Nachdem in Kairo mehrere Menschen aufgrund ihrer sexuellen Orientierung verhaftet wurden, hat das Auswärtige Amt am Montag die Reise- und Sicherheitshinweise für Ägypten ergänzt. In dem neuen Absatz informiert das Amt über die Vorfälle am 22. September und warnt vor der Nutzung von Dating-Apps.

Auf dem Konzert der libanesischen Band „Mashrou Leila“ hatten mehrere Männer die Regenbogen-Fahne geschwenkt, das Symbol der LGBTI (Lesben, Schwule, Bi-, Trans- und Intersexuelle). Örtliche Behörden verhafteten daraufhin sieben Personen.
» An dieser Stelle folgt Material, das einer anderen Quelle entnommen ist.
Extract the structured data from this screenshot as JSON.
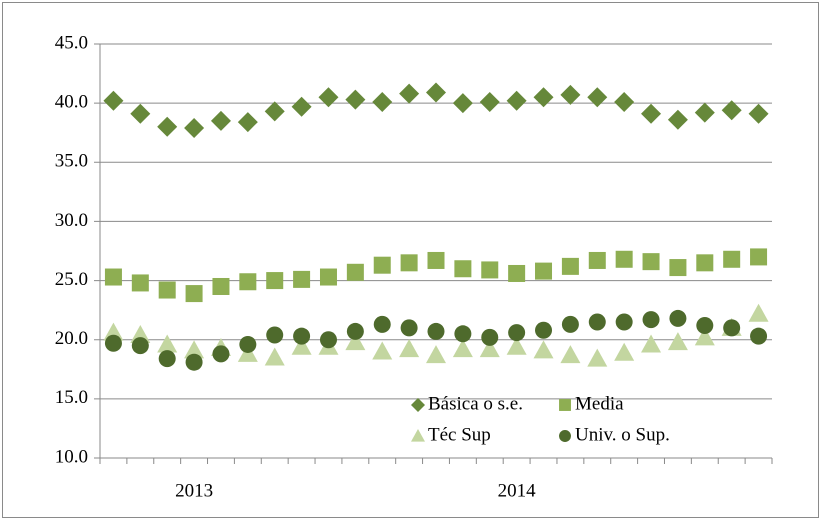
{
  "chart_data": {
    "type": "line",
    "categories": [
      null,
      null,
      null,
      "2013",
      null,
      null,
      null,
      null,
      null,
      null,
      null,
      null,
      null,
      null,
      null,
      "2014",
      null,
      null,
      null,
      null,
      null,
      null,
      null,
      null,
      null
    ],
    "series": [
      {
        "name": "Básica o s.e.",
        "color": "#66883a",
        "marker": "diamond",
        "values": [
          40.2,
          39.1,
          38.0,
          37.9,
          38.5,
          38.4,
          39.3,
          39.7,
          40.5,
          40.3,
          40.1,
          40.8,
          40.9,
          40.0,
          40.1,
          40.2,
          40.5,
          40.7,
          40.5,
          40.1,
          39.1,
          38.6,
          39.2,
          39.4,
          39.1
        ]
      },
      {
        "name": "Media",
        "color": "#8eae52",
        "marker": "square",
        "values": [
          25.3,
          24.8,
          24.2,
          23.9,
          24.5,
          24.9,
          25.0,
          25.1,
          25.3,
          25.7,
          26.3,
          26.5,
          26.7,
          26.0,
          25.9,
          25.6,
          25.8,
          26.2,
          26.7,
          26.8,
          26.6,
          26.1,
          26.5,
          26.8,
          27.0
        ]
      },
      {
        "name": "Téc Sup",
        "color": "#c3d6a0",
        "marker": "triangle",
        "values": [
          20.6,
          20.4,
          19.6,
          19.1,
          19.3,
          18.8,
          18.5,
          19.4,
          19.4,
          19.8,
          19.0,
          19.2,
          18.7,
          19.2,
          19.2,
          19.4,
          19.1,
          18.7,
          18.4,
          18.9,
          19.6,
          19.8,
          20.2,
          21.0,
          22.2
        ]
      },
      {
        "name": "Univ. o Sup.",
        "color": "#4e6a2c",
        "marker": "circle",
        "values": [
          19.7,
          19.5,
          18.4,
          18.1,
          18.8,
          19.6,
          20.4,
          20.3,
          20.0,
          20.7,
          21.3,
          21.0,
          20.7,
          20.5,
          20.2,
          20.6,
          20.8,
          21.3,
          21.5,
          21.5,
          21.7,
          21.8,
          21.2,
          21.0,
          20.3
        ]
      }
    ],
    "ylim": [
      10,
      45
    ],
    "yticks": [
      {
        "value": 10,
        "label": "10.0"
      },
      {
        "value": 15,
        "label": "15.0"
      },
      {
        "value": 20,
        "label": "20.0"
      },
      {
        "value": 25,
        "label": "25.0"
      },
      {
        "value": 30,
        "label": "30.0"
      },
      {
        "value": 35,
        "label": "35.0"
      },
      {
        "value": 40,
        "label": "40.0"
      },
      {
        "value": 45,
        "label": "45.0"
      }
    ],
    "grid": true,
    "legend": "lower center"
  }
}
Vor Gericht wurde ihnen „Unzucht“ und „Anstiftung zur Unzucht“ vorgeworfen. Die Band, deren Frontmann schwul ist, setzt sich in arabischen Ländern für die Rechte Homosexueller ein. Nach dem Konzert hatte die Musikgruppe ein Auftrittsverbot erhalten.

Behörden nutzen Daten aus Dating-Apps

„Die Bundesregierung ist sehr besorgt über die Verhaftung zahlreicher Personen aufgrund ihrer sexuellen Orientierung oder ihres Eintretens für die Rechte von Lesben, Schwulen, Bisexuellen und Transgender in Ägypten“, teilte der Staatssekretär im Auswärtigen Amt, Walter Lindner, der Grünen-Abgeordneten Franziska Brantner Mitte Oktober mit.

In dem Reisehinweise warnt das Amt, dass die Behörden gezielt Dating-Apps einsetzen, um LGBTI aufzuspüren. „Es kann nicht ausgeschlossen werden, dass auch ausländische Touristen Opfer dieses Vorgehens werden können“, hieß es. Homosexualität ist in Ägypten gesetzlich nicht verboten, gilt jedoch als gesellschaftliches Tabu.